I need advice on in-laws. My in-laws are amazing people, but when it comes to their grandson, they will do whatever he wants regardless of what my husband and I think of it. My father-in-law will say out loud as he does something. “I know mom said no, but I don’t care.” It’s always said as a joke, but my son is 18 months old, and I don’t want that to become the standard. Overall it’s not a big issue, but right now, my son is going through a phase where he is throwing food at meals, throwing fits because he thinks it’ll get him what he wants, etc. and my father-in-law just feeds into it. If my son throws something on the floor and my husband and I are telling him no, my father-in-law is laughing and throwing stuff too. I’m at a loss. I know he doesn’t mean harm by it, but it’s not helping, and my son thinks it’s funny. We see them minimum every Saturday for the afternoon/evening, and the behavior is something my son is bringing home with him.

74 thoughts on “My in laws try to over parent my husband and I: Advice?”

  1. Correct it now because they will never care about what y’all have to say and will think your opinion is irrelevant because they can do what they want regardless

  2. No more visits unless they take a back seat. They need to allow you two to parent. I’ve been shit talked by my inlaws about my decisions with our daughter, until I spoke tf up and told them I don’t care about their shitty opinions. If they can’t respect me as a mother, then they don’t need to come around.

  3. Set boundaries with the in-laws explain to them it’s fine to be grandparents and indulge once and awhile but teaching your child that behavior is not ok and ask them to stop if they don’t take you seriously skip the visit untill they are ready to be adults

  4. It sounds like an adult conversation is in order. I think I ask them how they would have felt if someone had over-reached and taught their children bad behavior when they were toddlers and babies.

  5. My parents let my two year old get away with things I wouldn’t. Grandparents will be grandparents… Just make sure they aren’t being disrespectful to you. Besides, the kid is only 18months old. Can’t be too tough on the little guy. It’s not like he’s 3 years old

  6. You and your husband need to be as direct as necessary to set those boundaries. That kind of behavior you mentioned is just not acceptable. It’s also a sign that your child is doing to get attention, which signals other issues too..

  7. Okay. First keep in mind that grandparents are supposed to be fun. BUT- there is a difference in having fun and ignoring parents’ limits. I dealt with this with my own mother.

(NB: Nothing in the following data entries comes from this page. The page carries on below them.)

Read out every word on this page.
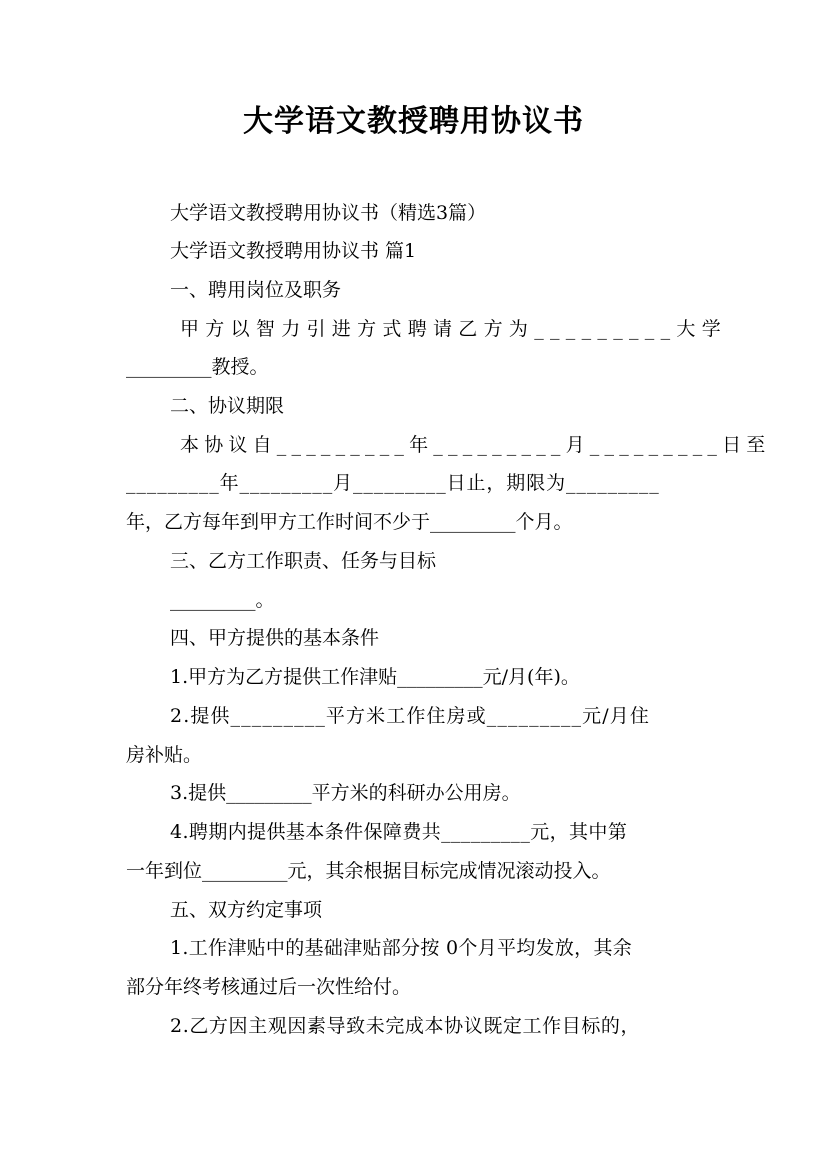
大学语文教授聘用协议书
大学语文教授聘用协议书（精选3篇）
大学语文教授聘用协议书 篇1
一、聘用岗位及职务
甲方以智力引进方式聘请乙方为_________大学
_________教授。
二、协议期限
本协议自_________年_________月_________日至
_________年_________月_________日止，期限为_________
年，乙方每年到甲方工作时间不少于_________个月。
三、乙方工作职责、任务与目标
_________。
四、甲方提供的基本条件
1.甲方为乙方提供工作津贴_________元/月(年)。
2.提供_________平方米工作住房或_________元/月住
房补贴。
3.提供_________平方米的科研办公用房。
4.聘期内提供基本条件保障费共_________元，其中第
一年到位_________元，其余根据目标完成情况滚动投入。
五、双方约定事项
1.工作津贴中的基础津贴部分按 0个月平均发放，其余
部分年终考核通过后一次性给付。
2.乙方因主观因素导致未完成本协议既定工作目标的，
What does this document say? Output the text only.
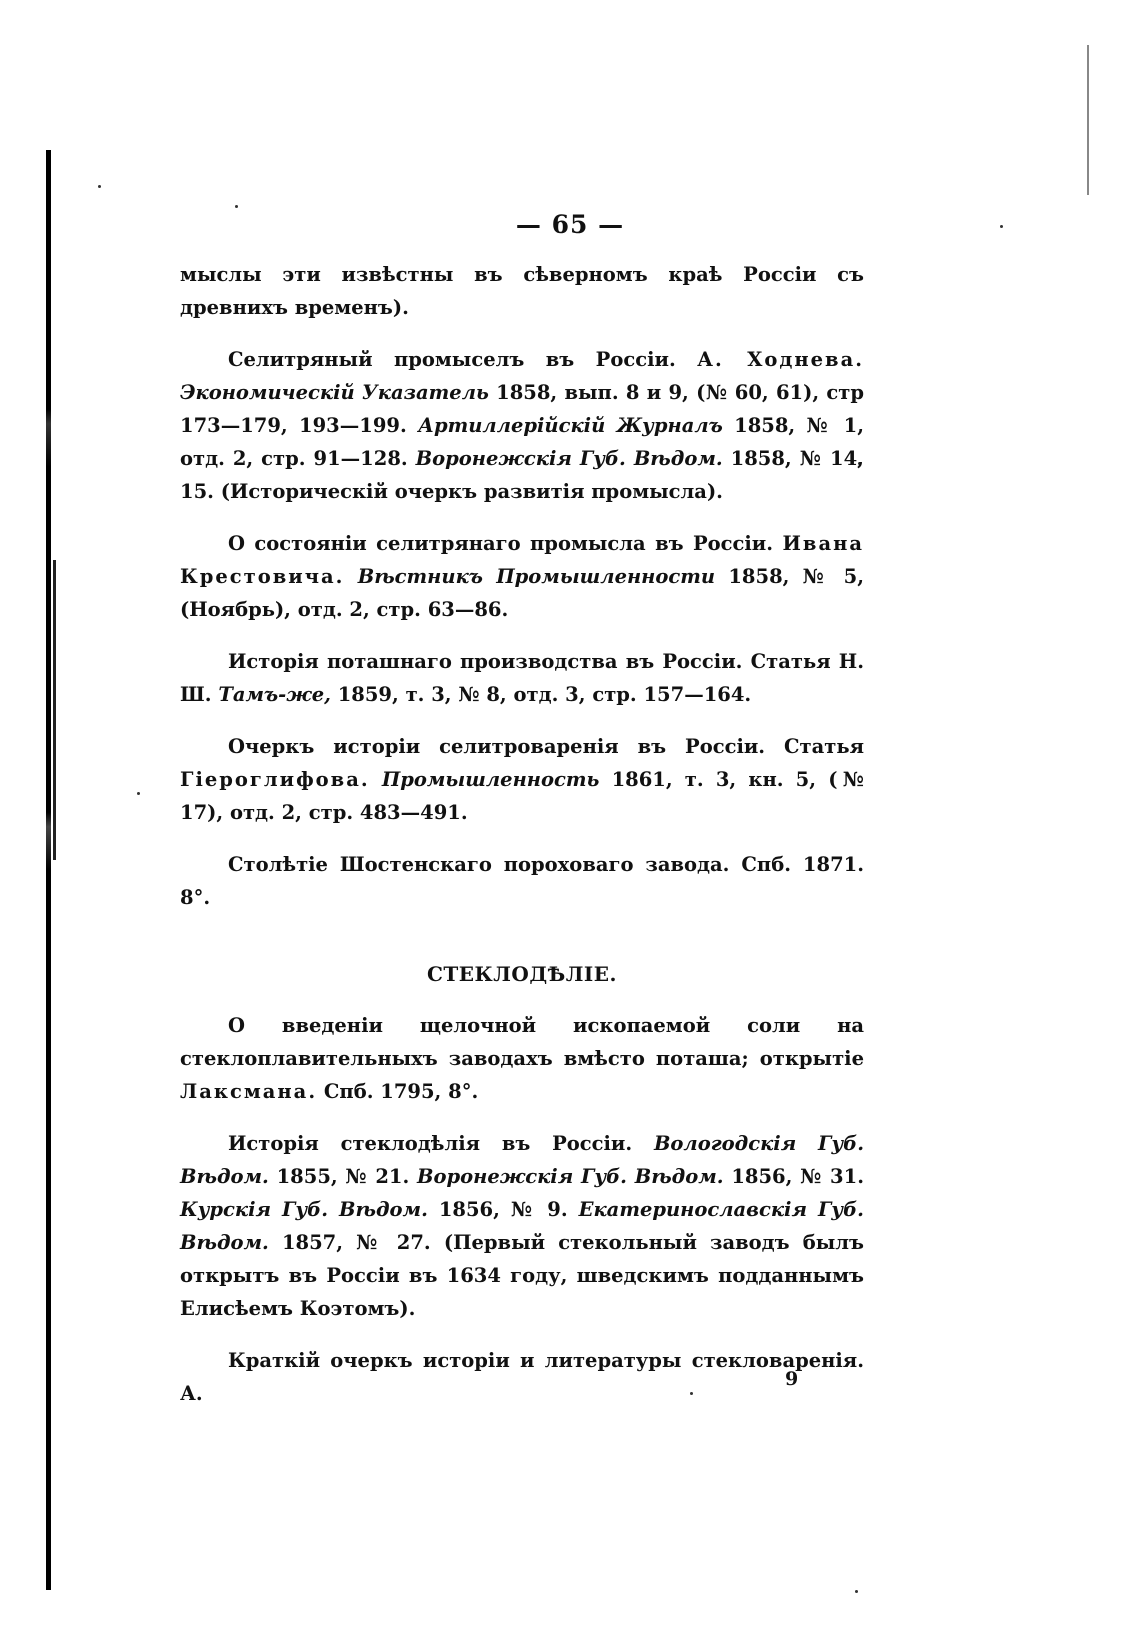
— 65 —

мыслы эти извѣстны въ сѣверномъ краѣ Россіи съ древнихъ временъ).

Селитряный промыселъ въ Россіи. А. Ходнева. Экономическій Указатель 1858, вып. 8 и 9, (№ 60, 61), стр 173—179, 193—199. Артиллерійскій Журналъ 1858, № 1, отд. 2, стр. 91—128. Воронежскія Губ. Вѣдом. 1858, № 14, 15. (Историческій очеркъ развитія промысла).

О состояніи селитрянаго промысла въ Россіи. Ивана Крестовича. Вѣстникъ Промышленности 1858, № 5, (Ноябрь), отд. 2, стр. 63—86.

Исторія поташнаго производства въ Россіи. Статья Н. Ш. Тамъ-же, 1859, т. 3, № 8, отд. 3, стр. 157—164.

Очеркъ исторіи селитроваренія въ Россіи. Статья Гіероглифова. Промышленность 1861, т. 3, кн. 5, (№ 17), отд. 2, стр. 483—491.

Столѣтіе Шостенскаго пороховаго завода. Спб. 1871. 8°.

СТЕКЛОДѢЛІЕ.

О введеніи щелочной ископаемой соли на стеклоплавительныхъ заводахъ вмѣсто поташа; открытіе Лаксмана. Спб. 1795, 8°.

Исторія стеклодѣлія въ Россіи. Вологодскія Губ. Вѣдом. 1855, № 21. Воронежскія Губ. Вѣдом. 1856, № 31. Курскія Губ. Вѣдом. 1856, № 9. Екатеринославскія Губ. Вѣдом. 1857, № 27. (Первый стекольный заводъ былъ открытъ въ Россіи въ 1634 году, шведскимъ подданнымъ Елисѣемъ Коэтомъ).

Краткій очеркъ исторіи и литературы стекловаренія. А.

9
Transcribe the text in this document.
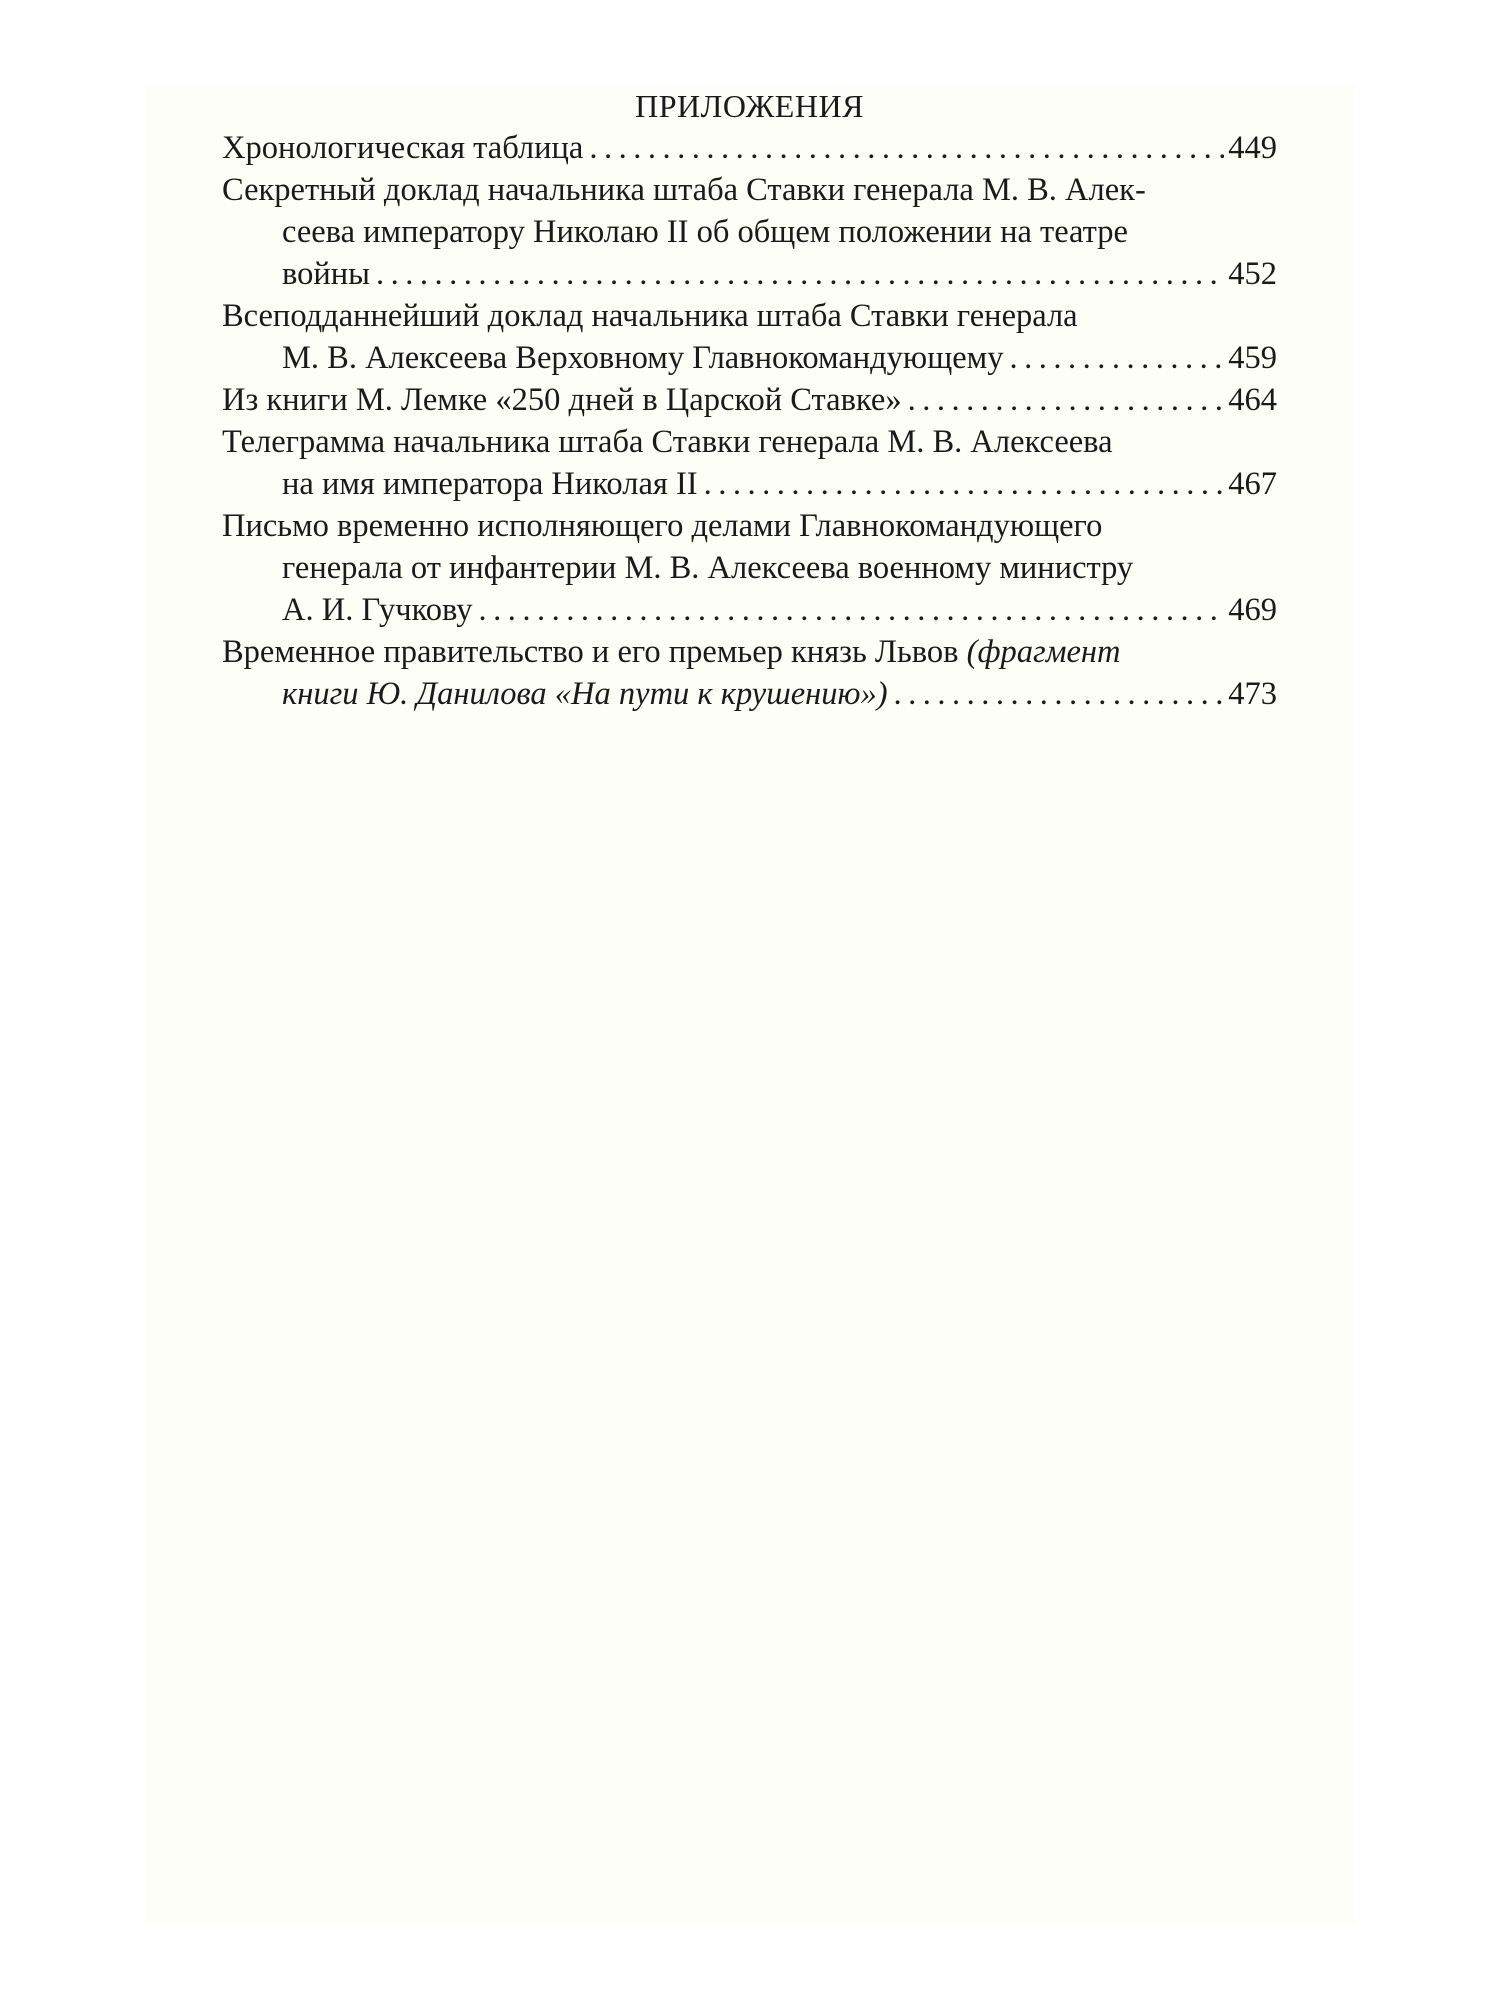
ПРИЛОЖЕНИЯ
Хронологическая таблица .....	449
Секретный доклад начальника штаба Ставки генерала М. В. Алек-
сеева императору Николаю II об общем положении на театре
войны .....	452
Всеподданнейший доклад начальника штаба Ставки генерала
М. В. Алексеева Верховному Главнокомандующему .....	459
Из книги М. Лемке «250 дней в Царской Ставке» .....	464
Телеграмма начальника штаба Ставки генерала М. В. Алексеева
на имя императора Николая II .....	467
Письмо временно исполняющего делами Главнокомандующего
генерала от инфантерии М. В. Алексеева военному министру
А. И. Гучкову .....	469
Временное правительство и его премьер князь Львов (фрагмент
книги Ю. Данилова «На пути к крушению») .....	473
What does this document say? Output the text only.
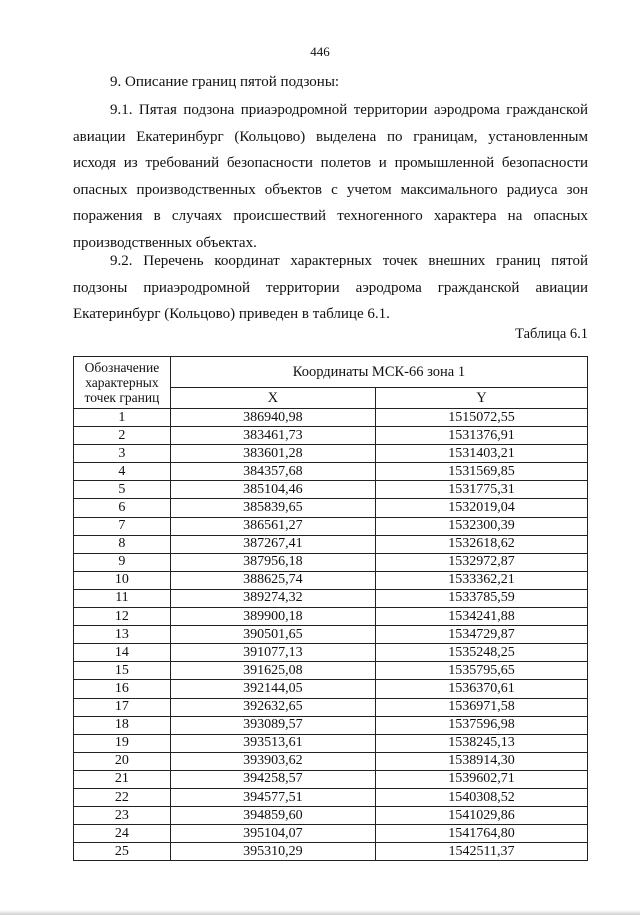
446
9. Описание границ пятой подзоны:
9.1. Пятая подзона приаэродромной территории аэродрома гражданской авиации Екатеринбург (Кольцово) выделена по границам, установленным исходя из требований безопасности полетов и промышленной безопасности опасных производственных объектов с учетом максимального радиуса зон поражения в случаях происшествий техногенного характера на опасных производственных объектах.
9.2. Перечень координат характерных точек внешних границ пятой подзоны приаэродромной территории аэродрома гражданской авиации Екатеринбург (Кольцово) приведен в таблице 6.1.
Таблица 6.1
Обозначение характерных точек границ	Координаты МСК-66 зона 1	
	X	Y
1	386940,98	1515072,55
2	383461,73	1531376,91
3	383601,28	1531403,21
4	384357,68	1531569,85
5	385104,46	1531775,31
6	385839,65	1532019,04
7	386561,27	1532300,39
8	387267,41	1532618,62
9	387956,18	1532972,87
10	388625,74	1533362,21
11	389274,32	1533785,59
12	389900,18	1534241,88
13	390501,65	1534729,87
14	391077,13	1535248,25
15	391625,08	1535795,65
16	392144,05	1536370,61
17	392632,65	1536971,58
18	393089,57	1537596,98
19	393513,61	1538245,13
20	393903,62	1538914,30
21	394258,57	1539602,71
22	394577,51	1540308,52
23	394859,60	1541029,86
24	395104,07	1541764,80
25	395310,29	1542511,37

Perhaps a very serious conversation about how your child needs consistency to learn limits and that includes grandparents being consistent. Maybe talk about what you’re willing to let slide and what you won’t let slide and let them know that you want them involved but thay involvement must have a consistency component involved in terms if setting limits.

  8. I’m going at this from both perspectives. The father in law is older and raised his children and life has slowed down for him. Hes thoroughly enjoying his grandson and sees that not everything has to be so by the book etc. And that’s precious honestly. Your son is very lucky.

    On the other hand I completely understand why you dont like that. I would tell your husband to please say something next time a comment like that is made. Or you can kindly just be like “ooooohhh no. Maybe you dont mind the mess in your house but I cant have him doing this all the time. Mom says no”

    Granted at 18 months old they dont really understand the whole listen to me concept yet lol.

    Dont be too harsh on grandpa.

  9. If they don’t follow your rules you don’t have to be around them that’s actually really disrespectful say I know mom said no but I don’t care. We don’t do things with my husband’s grandfather be cause we said that he couldn’t drive with our baby on the electric cart so what does he do he goes to move with our baby and when I went to take my child he was all no it’s ok. It is not ok for people to not follow your rules for YOUR CHILD.